If we look at the sales of Pak Suzuki vehicle, not a single one saw decent sales during last year. In fact the stats show a miserable decline which also renders the ongoing financial woes of the company. Although it was helped by Alto 660cc which came in as a replacement of 3-decades old Mehran, and Pak Suzuki in order to cash its success to the maximum, made multiple ballooned price revisions in order to dampen its declining profits but sadly the Alto too, has lost its momentum now and has recorded its lowest-ever sales in February 2020.
Let us look at the sales performance of Pak Suzuki cars in the first 8 months of this fiscal year versus the corresponding period of previous year.
Sparing the Alto, Pak Suzuki product range suffered from -56% decline in sales, however if we add the 29,000 odd units which Alto sold during this period, the cumulative volume has declined by 30%.
Now as far as the COVID-19 is concerned, no one really knows when the automobile production will resume as not just in our country but major auto plants across the globe are observing shutdowns in order to prevent the spread of virus. This has put the already limping auto sector of Pakistan on the brink of a collapse.

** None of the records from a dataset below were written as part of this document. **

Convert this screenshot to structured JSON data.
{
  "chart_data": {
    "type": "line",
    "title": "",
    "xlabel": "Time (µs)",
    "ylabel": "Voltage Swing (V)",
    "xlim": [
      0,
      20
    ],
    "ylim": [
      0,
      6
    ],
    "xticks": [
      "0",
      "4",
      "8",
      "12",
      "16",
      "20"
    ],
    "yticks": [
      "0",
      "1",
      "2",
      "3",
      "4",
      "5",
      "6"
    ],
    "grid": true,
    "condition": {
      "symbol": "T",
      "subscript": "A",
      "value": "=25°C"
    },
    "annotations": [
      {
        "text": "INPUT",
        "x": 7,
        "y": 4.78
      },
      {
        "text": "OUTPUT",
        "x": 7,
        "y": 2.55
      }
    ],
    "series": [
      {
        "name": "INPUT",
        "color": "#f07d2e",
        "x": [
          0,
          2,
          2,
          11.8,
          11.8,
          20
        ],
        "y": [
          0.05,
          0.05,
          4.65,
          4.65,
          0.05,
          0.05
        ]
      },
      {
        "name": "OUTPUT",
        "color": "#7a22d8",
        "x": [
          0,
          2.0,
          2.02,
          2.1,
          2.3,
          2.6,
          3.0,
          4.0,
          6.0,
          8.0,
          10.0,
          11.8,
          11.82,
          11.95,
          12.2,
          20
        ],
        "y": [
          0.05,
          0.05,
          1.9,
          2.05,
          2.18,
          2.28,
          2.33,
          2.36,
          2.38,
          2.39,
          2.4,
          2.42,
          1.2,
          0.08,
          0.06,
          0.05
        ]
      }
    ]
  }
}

Recently Pak Suzuki spokesperson Shafiq Ahmed Shaikh while speaking to Express Tribune pointed out that the auto industry which was already in a crisis would receive a huge blow due to plant closures and suffer even further losses. He said:
“More than a million people are directly and indirectly employed in the automobile sector, hence, we request the government to draw up a separate bailout plan for this sector.”
The Pak Suzuki spokesperson went on to suggest:
- Under the bailout package, the government could eliminate the turnover tax for the ongoing year and slash utility bills to half from February to August 2020.

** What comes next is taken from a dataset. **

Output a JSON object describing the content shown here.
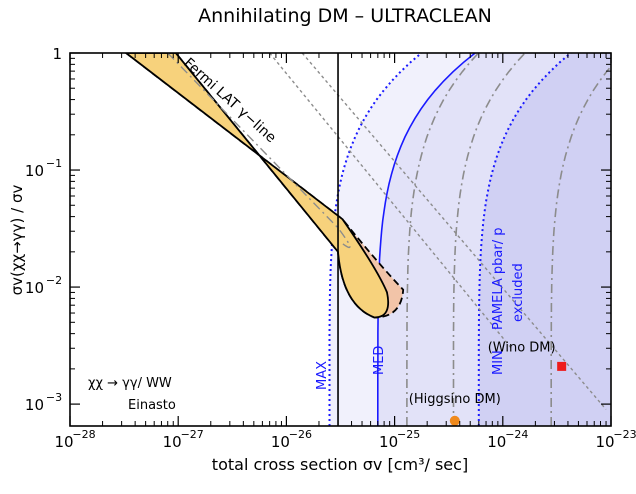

- Government should cut import duty to 10% on completely knocked-down (CKD) units for February to December 2020.
- Sales tax should be slashed by 50% for the same period.
- 75% reduction in withholding and income taxes applicable to manufacturers, authorized dealers and showrooms from February to December 2020.
Shafiq Ahmed Sheikh pointed out that the auto sector has not laid off its direct employees yet although jobs of vendors (indirect employees) have been lost in large numbers. The current situation is like a natural disaster, which has added to the woes of local auto sector.
Surprisingly during all these years no technology transfer was made by the company, as even after nearly 40 years of production, Pak Suzuki still can’t produce the likes of Bolan on its own. And despite claims of up to 70% localization, high-value sophisticated technical parts requiring an advanced level of engineering—including the engine, transmission & CKD kits etc are still being imported.
From the looks of it, things might not go too well for Pak Suzuki and the local auto industry at large. In these times of uncertainty, consumers will be spending on essential goods and services, and cars may be far from their minds. It might take a long time for things to settle down which might result in further financial despair for the company. Perhaps tables are about to turn for Pak Suzuki.
Update: 4 of Suzuki hatchbacks recorded their lowest-ever sales in March 2020.